Największy rozwój widzimy obecnie w sektorze atrakcji, które angażują uczestnika i dostarczają mu niespotykanych wcześniej wrażeń. Najlepszym przykładem jest tu „Zapomniana Podróż“ otwarta w 2010 r. w krainie Harrego Pottera w Orlando. Sam temat jak i atrakcja, która ulokowana jest w zamku Hogwarth spowodowała 30% wzrost odwiedzalności parku i tłumy powracających klientów.
Mieliśmy okazję odbyć podróż z Harrym Potterem i muszę przyznać, że dawno żadna atrakcja nie zrobiła na mnie takiego wrażenia.
Już samo stanie w kolejce i oczekiwanie na wejście (a te nawet w listopadzie może wynieść ponad półtora godziny) jest sporym przeżyciem. Sama atrakcja, to po raz pierwszy zastosowany Robo-Coaster, czyli robotyczne ramie, które jadąc na prowadnicy wykręca i rusza uczestnikami.

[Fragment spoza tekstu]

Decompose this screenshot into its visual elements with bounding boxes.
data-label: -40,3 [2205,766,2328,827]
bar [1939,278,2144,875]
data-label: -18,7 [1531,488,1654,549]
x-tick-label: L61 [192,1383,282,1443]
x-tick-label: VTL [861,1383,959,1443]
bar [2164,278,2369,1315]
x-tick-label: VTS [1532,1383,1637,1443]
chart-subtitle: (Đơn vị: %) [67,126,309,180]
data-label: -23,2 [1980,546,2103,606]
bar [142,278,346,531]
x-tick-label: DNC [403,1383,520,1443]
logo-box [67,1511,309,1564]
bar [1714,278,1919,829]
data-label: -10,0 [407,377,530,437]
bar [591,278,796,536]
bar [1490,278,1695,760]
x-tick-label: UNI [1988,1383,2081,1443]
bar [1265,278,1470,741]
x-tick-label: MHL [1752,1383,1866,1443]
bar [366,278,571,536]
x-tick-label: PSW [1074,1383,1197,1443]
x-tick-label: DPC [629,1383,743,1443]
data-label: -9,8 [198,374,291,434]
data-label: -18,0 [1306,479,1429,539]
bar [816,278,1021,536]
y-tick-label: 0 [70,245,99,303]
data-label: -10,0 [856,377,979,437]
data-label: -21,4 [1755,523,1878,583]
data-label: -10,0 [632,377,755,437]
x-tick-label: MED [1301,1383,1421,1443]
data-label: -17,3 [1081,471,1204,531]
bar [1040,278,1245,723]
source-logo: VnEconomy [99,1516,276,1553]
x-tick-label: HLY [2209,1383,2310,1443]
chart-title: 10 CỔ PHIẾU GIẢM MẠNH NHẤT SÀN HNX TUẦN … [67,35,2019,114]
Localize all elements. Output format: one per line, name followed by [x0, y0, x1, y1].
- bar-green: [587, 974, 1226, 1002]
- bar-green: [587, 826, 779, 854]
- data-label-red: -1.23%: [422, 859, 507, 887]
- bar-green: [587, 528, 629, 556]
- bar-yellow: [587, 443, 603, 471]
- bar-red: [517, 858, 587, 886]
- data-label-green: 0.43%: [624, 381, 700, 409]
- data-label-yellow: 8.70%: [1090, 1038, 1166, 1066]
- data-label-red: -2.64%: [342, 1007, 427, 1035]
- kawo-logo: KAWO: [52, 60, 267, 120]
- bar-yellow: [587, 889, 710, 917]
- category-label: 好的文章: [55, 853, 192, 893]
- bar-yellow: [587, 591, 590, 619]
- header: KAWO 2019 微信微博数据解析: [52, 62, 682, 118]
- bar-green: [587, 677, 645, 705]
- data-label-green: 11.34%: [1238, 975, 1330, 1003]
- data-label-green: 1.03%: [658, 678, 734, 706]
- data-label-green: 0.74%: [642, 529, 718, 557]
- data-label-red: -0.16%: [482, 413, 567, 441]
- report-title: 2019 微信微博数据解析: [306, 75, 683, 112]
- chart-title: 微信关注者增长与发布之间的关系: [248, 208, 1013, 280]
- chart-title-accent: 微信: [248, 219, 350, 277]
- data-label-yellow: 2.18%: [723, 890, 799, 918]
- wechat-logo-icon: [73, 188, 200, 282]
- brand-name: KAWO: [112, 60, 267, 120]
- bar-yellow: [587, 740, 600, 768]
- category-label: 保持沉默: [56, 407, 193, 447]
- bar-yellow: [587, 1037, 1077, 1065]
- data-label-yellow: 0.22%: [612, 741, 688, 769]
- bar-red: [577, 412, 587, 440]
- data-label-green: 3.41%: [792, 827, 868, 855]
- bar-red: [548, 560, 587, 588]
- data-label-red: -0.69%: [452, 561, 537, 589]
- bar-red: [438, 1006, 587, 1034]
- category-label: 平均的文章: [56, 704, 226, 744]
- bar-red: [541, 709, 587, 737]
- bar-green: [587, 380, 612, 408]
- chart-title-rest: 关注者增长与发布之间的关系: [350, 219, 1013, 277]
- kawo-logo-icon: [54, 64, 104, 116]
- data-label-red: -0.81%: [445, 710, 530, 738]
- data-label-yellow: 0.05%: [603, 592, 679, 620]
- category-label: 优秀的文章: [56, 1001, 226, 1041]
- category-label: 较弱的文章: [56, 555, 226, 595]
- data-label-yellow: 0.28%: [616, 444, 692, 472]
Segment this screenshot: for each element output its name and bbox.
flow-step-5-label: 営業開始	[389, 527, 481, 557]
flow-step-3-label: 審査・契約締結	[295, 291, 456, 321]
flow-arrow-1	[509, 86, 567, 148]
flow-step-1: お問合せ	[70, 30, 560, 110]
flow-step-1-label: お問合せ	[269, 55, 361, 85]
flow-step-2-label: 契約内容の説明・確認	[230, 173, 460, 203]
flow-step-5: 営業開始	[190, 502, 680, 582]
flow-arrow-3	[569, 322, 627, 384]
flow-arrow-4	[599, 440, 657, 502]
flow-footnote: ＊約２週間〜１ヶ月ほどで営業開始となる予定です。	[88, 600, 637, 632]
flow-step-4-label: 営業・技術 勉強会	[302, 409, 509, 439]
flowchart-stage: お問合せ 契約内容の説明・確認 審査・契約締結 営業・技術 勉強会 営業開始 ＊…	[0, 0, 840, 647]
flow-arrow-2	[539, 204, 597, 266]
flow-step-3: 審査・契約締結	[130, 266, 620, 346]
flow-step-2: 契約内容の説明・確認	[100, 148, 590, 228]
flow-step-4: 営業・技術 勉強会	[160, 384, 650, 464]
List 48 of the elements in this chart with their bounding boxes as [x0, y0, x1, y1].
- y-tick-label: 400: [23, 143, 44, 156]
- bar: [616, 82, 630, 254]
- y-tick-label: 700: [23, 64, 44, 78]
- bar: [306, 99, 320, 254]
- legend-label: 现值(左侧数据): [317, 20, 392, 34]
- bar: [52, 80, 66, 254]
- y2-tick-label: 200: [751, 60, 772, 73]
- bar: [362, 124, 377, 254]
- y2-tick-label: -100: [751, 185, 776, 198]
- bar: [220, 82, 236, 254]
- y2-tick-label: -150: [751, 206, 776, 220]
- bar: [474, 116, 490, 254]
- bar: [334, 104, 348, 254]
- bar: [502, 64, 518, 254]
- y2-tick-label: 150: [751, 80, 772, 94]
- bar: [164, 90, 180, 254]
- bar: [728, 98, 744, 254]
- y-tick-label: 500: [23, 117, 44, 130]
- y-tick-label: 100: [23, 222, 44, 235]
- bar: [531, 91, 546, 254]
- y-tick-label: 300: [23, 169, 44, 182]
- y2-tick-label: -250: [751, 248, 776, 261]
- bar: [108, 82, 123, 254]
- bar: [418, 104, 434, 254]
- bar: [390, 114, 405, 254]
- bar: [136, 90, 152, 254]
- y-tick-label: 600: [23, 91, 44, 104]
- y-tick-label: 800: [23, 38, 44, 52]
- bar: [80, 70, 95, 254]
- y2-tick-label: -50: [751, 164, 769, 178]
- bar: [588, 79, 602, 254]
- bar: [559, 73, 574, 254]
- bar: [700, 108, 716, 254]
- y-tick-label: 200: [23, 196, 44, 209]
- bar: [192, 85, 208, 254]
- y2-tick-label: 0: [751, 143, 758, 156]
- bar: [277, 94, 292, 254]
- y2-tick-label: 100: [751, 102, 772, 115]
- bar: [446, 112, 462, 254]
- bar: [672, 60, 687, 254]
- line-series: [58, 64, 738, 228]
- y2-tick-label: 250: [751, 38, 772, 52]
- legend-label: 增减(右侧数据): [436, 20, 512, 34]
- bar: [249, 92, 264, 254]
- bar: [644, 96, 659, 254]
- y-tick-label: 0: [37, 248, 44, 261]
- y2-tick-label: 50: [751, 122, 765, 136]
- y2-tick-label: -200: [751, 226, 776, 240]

Podróż przez kilkanaście scen przypomina więc klasyczną „dark ride“ (coś jak pałac strachów, gdzie wagonikiem podróżujemy przez różne sceny, gdzie ruszają się figury i podziwiamy scenografie), z tą różnicą, że wagonik – w tym przypadku robotyczne ramie, porusza się we wszystkich kierunkach.
Same sceny też są zrobione niezwykle spektakularnie, a część z nich to podróż z Harrym Potterem jak w trójwymiarowym kinie. Niesamowity miks doznań wizualno-dźwiękowo-ruchowych.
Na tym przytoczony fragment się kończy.